District 7 Councilmember Tornek, who is running for mayor, said the real question is not so much physical sustainability or ethnic diversity, but rather economic diversity.

 

“Because we value historic tradition so significantly, I don’t think the city will look dramatically different physically,” he said. “But is the marketplace going to drive less affluent people out of town? If we take diversity seriously as a community objective, how do we continue to make Pasadena affordable?” 


The looming fight

In 30 years, the status of the controversial Long Beach (710 ) Freeway project will likely be one of three scenarios: defeated, built, or still tied up in court. Caltrans and Metro are currently studying five alternatives to the originally proposed surface freeway to connect the 710 and 210 freeways: constructing a 4.5 mile tunnel, building light rail, increasing bus service, making traffic improvements and a no-build option. The draft environmental impact report and statement is slated to be released in February.

 

Scenario one

In the year 2044, the proposed tunnel will have been defeated, the story of small, local communities battling the massive state transportation department and prevailing after more than a century, considering Caltrans first conceived the idea in the 1930s. Hopefully by 2044 other transportation options will have been considered and implemented to help relieve the area’s growing congestion.

 

“If Pasadena succeeds in overcoming the bureaucratic push for this obsolescent proposal in the next year or two,” said Bogaard, “the 710 freeway will be seen as a classic solution in search of a problem, and the community of Pasadena will escape the detrimental impacts of this traffic-creating facility.”


Scenario two

The tunnel will be completed and in use. This scenario will drastically alter the way Pasadena looks and feels in 30 years. In 2044 Pasadena will be celebrating the 155th Rose Parade. However, the parade may be affected if the tunnel is built, because one of the mouths of the tunnel will open right into Old Pasadena and the traditional route of the parade.

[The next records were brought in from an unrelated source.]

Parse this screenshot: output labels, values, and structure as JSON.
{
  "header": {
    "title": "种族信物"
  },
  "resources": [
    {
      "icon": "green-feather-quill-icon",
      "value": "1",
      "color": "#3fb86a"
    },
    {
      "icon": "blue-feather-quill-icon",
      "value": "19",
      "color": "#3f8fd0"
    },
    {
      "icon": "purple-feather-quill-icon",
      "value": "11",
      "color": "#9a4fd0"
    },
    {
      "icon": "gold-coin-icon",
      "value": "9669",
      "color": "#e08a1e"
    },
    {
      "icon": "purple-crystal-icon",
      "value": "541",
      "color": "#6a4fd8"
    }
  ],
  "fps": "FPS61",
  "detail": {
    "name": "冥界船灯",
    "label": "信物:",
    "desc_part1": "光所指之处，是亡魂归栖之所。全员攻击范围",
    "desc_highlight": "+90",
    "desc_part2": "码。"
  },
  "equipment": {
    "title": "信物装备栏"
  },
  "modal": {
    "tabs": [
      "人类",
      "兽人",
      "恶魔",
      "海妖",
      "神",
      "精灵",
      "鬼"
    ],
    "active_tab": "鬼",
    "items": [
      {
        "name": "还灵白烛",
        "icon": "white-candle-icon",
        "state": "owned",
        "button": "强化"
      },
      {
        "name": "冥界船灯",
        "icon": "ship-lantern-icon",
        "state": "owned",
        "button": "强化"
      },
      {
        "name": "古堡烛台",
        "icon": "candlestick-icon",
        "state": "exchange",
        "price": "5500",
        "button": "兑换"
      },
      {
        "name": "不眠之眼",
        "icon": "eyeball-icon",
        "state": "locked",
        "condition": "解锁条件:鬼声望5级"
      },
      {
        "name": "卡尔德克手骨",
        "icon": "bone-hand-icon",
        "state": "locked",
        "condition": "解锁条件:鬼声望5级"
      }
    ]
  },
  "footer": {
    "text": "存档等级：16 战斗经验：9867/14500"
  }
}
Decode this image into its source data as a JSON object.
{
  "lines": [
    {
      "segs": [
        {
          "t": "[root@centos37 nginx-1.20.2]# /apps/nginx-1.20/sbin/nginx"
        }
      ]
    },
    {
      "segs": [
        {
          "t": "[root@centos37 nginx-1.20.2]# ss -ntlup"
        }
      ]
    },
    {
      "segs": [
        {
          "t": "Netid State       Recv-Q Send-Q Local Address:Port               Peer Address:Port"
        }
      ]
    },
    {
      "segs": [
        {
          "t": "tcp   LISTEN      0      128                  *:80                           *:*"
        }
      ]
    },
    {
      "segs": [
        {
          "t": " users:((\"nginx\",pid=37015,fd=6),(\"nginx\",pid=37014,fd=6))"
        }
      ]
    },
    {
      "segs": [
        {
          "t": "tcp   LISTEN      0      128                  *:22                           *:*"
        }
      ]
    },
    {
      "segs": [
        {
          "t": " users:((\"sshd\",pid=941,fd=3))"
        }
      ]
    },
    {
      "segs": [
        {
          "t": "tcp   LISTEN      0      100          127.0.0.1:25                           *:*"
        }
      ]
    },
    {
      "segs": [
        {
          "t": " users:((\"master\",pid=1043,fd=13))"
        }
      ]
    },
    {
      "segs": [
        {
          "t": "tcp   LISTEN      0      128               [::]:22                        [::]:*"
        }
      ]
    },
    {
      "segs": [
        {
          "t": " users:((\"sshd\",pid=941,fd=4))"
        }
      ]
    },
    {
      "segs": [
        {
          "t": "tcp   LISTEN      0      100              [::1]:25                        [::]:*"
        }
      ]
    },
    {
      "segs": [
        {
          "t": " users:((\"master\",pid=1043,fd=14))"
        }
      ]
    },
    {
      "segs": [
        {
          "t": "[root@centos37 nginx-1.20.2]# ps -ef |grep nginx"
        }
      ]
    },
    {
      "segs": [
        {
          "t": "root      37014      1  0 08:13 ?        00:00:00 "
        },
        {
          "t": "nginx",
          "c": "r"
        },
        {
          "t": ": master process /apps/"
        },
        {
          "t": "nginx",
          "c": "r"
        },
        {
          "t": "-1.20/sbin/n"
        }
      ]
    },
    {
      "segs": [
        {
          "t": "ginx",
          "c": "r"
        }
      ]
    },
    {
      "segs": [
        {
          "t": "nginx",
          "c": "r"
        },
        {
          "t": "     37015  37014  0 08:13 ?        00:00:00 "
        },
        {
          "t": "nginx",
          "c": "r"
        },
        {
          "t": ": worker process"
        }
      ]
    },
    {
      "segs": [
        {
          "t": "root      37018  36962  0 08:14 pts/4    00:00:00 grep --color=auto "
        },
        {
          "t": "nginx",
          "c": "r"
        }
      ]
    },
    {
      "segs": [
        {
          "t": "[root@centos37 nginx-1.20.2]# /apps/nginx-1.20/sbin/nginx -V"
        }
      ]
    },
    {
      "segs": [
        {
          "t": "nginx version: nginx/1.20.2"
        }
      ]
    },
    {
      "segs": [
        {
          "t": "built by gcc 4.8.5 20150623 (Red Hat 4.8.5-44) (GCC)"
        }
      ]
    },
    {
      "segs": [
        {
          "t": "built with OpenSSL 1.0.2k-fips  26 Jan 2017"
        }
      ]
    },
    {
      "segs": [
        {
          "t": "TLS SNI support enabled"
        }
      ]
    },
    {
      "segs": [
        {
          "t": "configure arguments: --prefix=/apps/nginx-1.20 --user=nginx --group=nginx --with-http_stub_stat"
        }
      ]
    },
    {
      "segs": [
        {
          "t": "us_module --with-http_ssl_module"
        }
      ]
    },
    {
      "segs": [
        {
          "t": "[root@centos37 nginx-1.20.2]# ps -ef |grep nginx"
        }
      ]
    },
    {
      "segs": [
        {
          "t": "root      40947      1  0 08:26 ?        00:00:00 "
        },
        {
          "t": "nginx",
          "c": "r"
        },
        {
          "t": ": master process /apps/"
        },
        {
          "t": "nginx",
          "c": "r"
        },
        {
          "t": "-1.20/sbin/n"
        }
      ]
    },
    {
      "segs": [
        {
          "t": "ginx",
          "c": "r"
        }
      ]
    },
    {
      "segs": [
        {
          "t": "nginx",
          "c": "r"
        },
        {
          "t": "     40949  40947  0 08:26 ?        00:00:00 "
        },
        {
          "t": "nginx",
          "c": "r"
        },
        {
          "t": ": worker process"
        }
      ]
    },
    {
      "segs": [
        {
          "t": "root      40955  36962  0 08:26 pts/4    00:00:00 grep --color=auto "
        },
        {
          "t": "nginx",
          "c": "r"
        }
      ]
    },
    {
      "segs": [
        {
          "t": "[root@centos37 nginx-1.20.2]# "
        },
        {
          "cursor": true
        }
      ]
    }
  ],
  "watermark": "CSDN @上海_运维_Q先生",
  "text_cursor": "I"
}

“It will be the apocalypse,” City Councilmember Steve Madison once said at a council meeting about this scenario.


Scenario three

The tunnel project will be tied up in the courts, neither side willing to cede ground. In this scenario, the only happy people are high-priced lawyers and low-income residents in the 710 corridor who haven’t yet been displaced from the homes that are currently slated to be sold starting this fall.


Down the road

In the meantime, light rail could still proliferate.

 

“One of the alternatives to the 710 being studied is light rail, which I have embraced,” said Tornek. “We could have unbelievable rail service. To everyone’s amazement we may actually have everyone getting out of their cars. There’s a real yearning for that. It’s an emerging trend that will have an impact on Pasadena.”

 

Local land use attorney Chris Sutton believes that the first scenario outlined above will be the one to play out, saying the project will just be “too expensive in light of shrinking gas tax revenues.” The saved money, he added, could be used to underground the Gold Line from Glenarm to Del Mar and to complete new light rail lines connecting to Glendale and westward and southward to East LA and Orange County.

 

With any luck, in 2044 the Gold Line will not only extend out to Montclair to the east, but also to Bob Hope Airport in Burbank to the west and be accompanied by several other light rail lines crisscrossing Pasadena, with stations at City Hall, Caltech, JPL and the Rose Bowl. One potential line could shoot up into Altadena to the foothills, where passengers could take a reconstructed Mount Lowe Railway up to Echo Mountain where a replica of the Echo Mountain House, a 70-room Victorian hotel, could be built. Other lines could pass through La Cañada Flintridge, Eagle Rock, Glendale and Alhambra.

 

Light rail lines could connect Pasadena to every other municipality and unincorporated community in southern California by the year 2044. Our city can and will be exactly the way we want it to be. The vision is there. The possibilities are limitless. All that’s needed is leadership.